Before the stage: gives an expected start time, and highlights the interesting points (mountain points and sprint points)
During the stage: visual indicator of proportion of race completed, information about gaps between breakaway, peleton and any other groups along with a second page showing further details
After the stage (there is a delay between the stage finishing and the data updating): shows the top 3 placed riders in the stage plus the holders of the yellow, green and polka dot jerseys. A second page shows the order the riders finished in, and their time differences.
Calendar View
The calendar view shows a view of about 5 days at a time of distance, start and end points, expected start time and an idea of the profile of the stage. Great for getting an idea of who the stage will favour.
Summary
The application has a few words which haven’t been translated into English, for instance opdated, gruppe etc, but they don’t stop me from following what is going on. The application has also crashed a couple of times, whilst getting updates during the race (it updates at a different rate depending on how much of the race is left). At a price of 59p, these are issues I can live with, but it isn’t quite my ideal app, I would, and have, recommended it to others based on these issues though.

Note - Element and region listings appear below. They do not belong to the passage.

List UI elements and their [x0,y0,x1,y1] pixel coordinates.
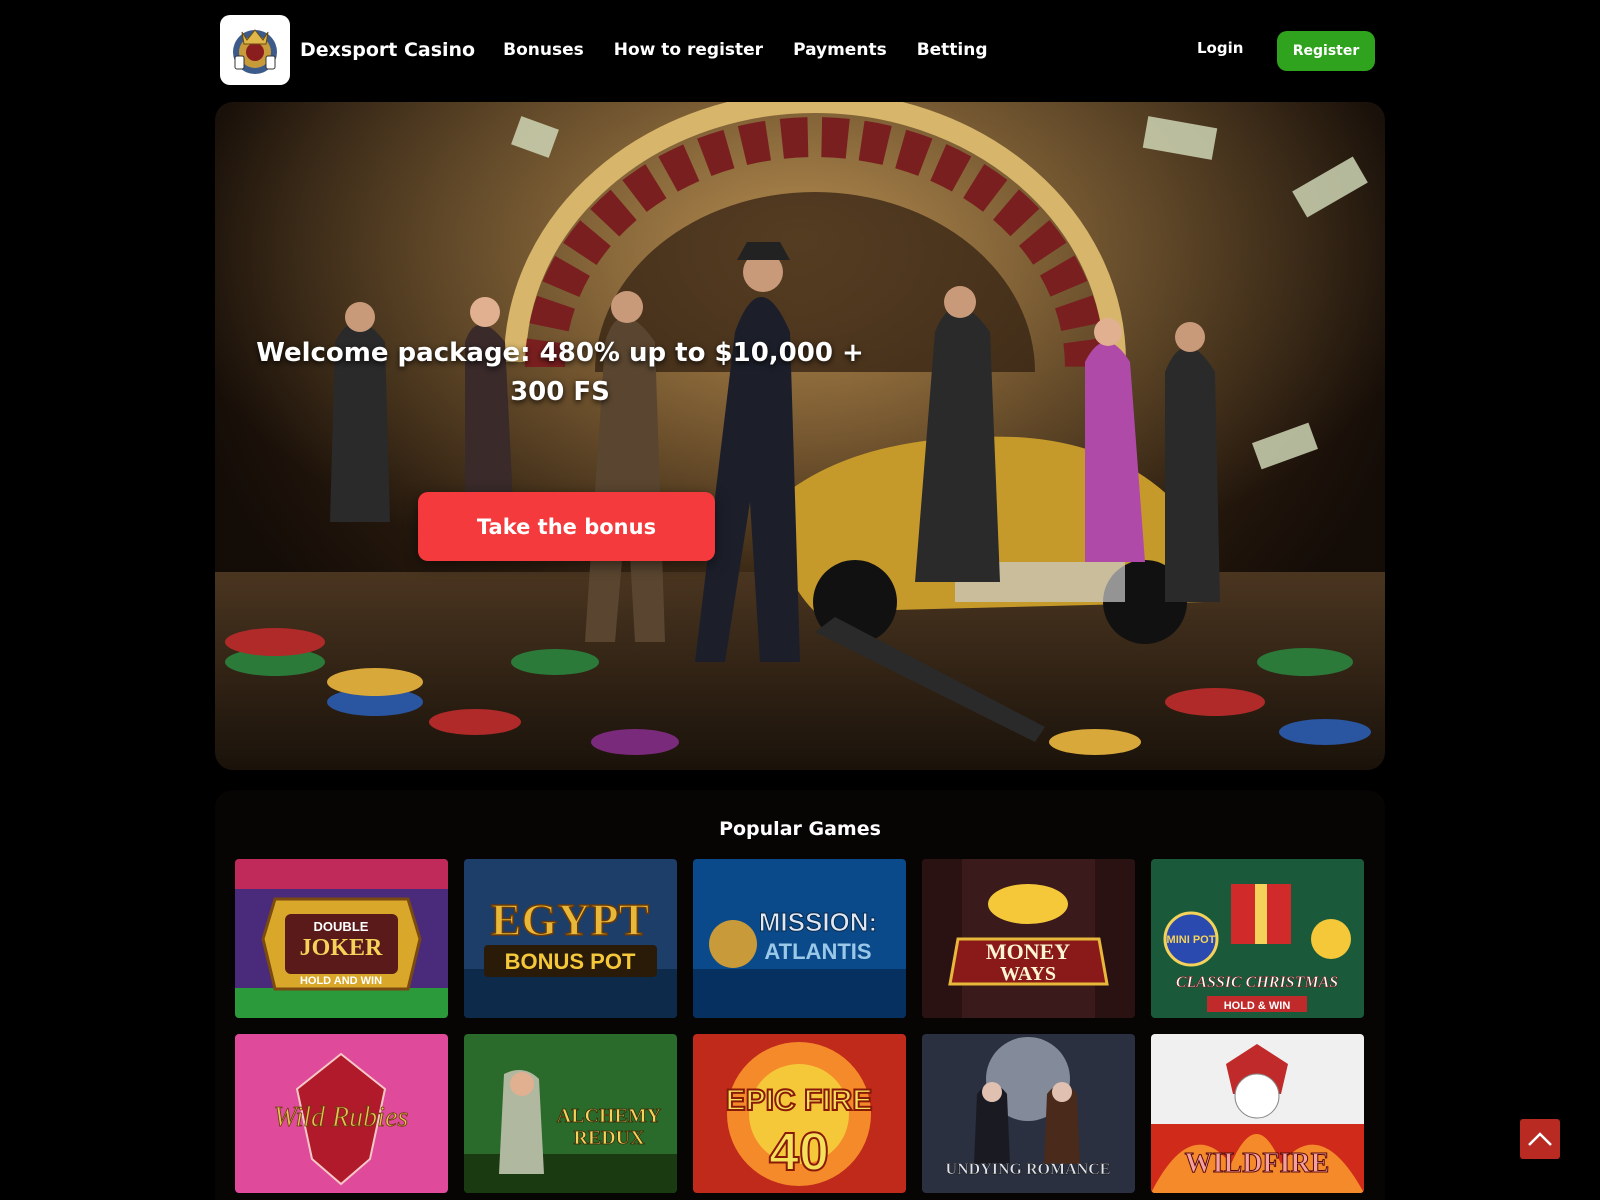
hero-title: Welcome package: 480% up to $10,000 + 30… [256,338,864,407]
site-header: Dexsport Casino Bonuses How to register … [220,15,1375,85]
tile-text: CLASSIC CHRISTMAS [1176,974,1338,991]
tile-text: MINI POT [1167,934,1216,946]
section-title: Popular Games [719,818,881,840]
game-tile-alchemy-redux[interactable]: ALCHEMY REDUX [464,1034,677,1193]
nav-bonuses[interactable]: Bonuses [503,40,584,60]
register-button[interactable]: Register [1277,31,1375,71]
game-tile-mission-atlantis[interactable]: MISSION: ATLANTIS [693,859,906,1018]
main-nav: Bonuses How to register Payments Betting [503,40,987,60]
game-tile-money-ways[interactable]: MONEY WAYS [922,859,1135,1018]
tile-text: EGYPT [491,894,649,945]
login-button[interactable]: Login [1197,39,1243,57]
popular-games-section: Popular Games DOUBLE JOKER HOLD AND WIN … [215,790,1385,1200]
tile-text: WAYS [1000,963,1056,985]
game-tile-wild-rubies[interactable]: Wild Rubies [235,1034,448,1193]
tile-text: ALCHEMY [557,1105,662,1127]
brand-name[interactable]: Dexsport Casino [300,39,475,61]
scroll-to-top-button[interactable] [1520,1119,1560,1159]
game-tile-double-joker[interactable]: DOUBLE JOKER HOLD AND WIN [235,859,448,1018]
casino-emblem-icon[interactable] [220,15,290,85]
tile-text: 40 [769,1122,829,1182]
game-tile-classic-christmas[interactable]: MINI POT CLASSIC CHRISTMAS HOLD & WIN [1151,859,1364,1018]
nav-betting[interactable]: Betting [917,40,988,60]
game-tile-egypt-bonus-pot[interactable]: EGYPT BONUS POT [464,859,677,1018]
tile-text: HOLD AND WIN [300,975,382,987]
tile-text: UNDYING ROMANCE [946,1161,1111,1178]
game-tile-wildfire[interactable]: WILDFIRE [1151,1034,1364,1193]
tile-text: WILDFIRE [1185,1148,1330,1179]
tile-text: MONEY [986,939,1070,964]
hero-illustration [215,102,1385,770]
tile-text: REDUX [573,1127,645,1149]
nav-payments[interactable]: Payments [793,40,887,60]
tile-text: DOUBLE [314,919,369,934]
game-tile-epic-fire-40[interactable]: EPIC FIRE 40 [693,1034,906,1193]
chevron-up-icon [1528,1132,1552,1146]
tile-text: HOLD & WIN [1224,1000,1291,1012]
nav-how-to-register[interactable]: How to register [614,40,763,60]
tile-text: ATLANTIS [764,939,871,964]
tile-text: Wild Rubies [274,1102,409,1133]
tile-text: JOKER [300,935,383,961]
tile-text: MISSION: [759,907,877,937]
take-bonus-button[interactable]: Take the bonus [418,492,715,561]
tile-text: EPIC FIRE [726,1084,873,1117]
hero-banner: Welcome package: 480% up to $10,000 + 30… [215,102,1385,770]
tile-text: BONUS POT [505,949,636,974]
game-tile-undying-romance[interactable]: UNDYING ROMANCE [922,1034,1135,1193]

Instead, my ideal app would have:
- All jerseys listed
- Team view for classification
- Ability to view where a sprinters points have come from
- Ability to see where the king of the mountains points have come from
- Details on each rider – when a rider is mentioned, you can select the rider in the app, but it doesn’t do anything – would be great to have a fact page including their standings in the various competitions
If anyone knows of an app that does all of what this one does, and my extra bits, then please let me know.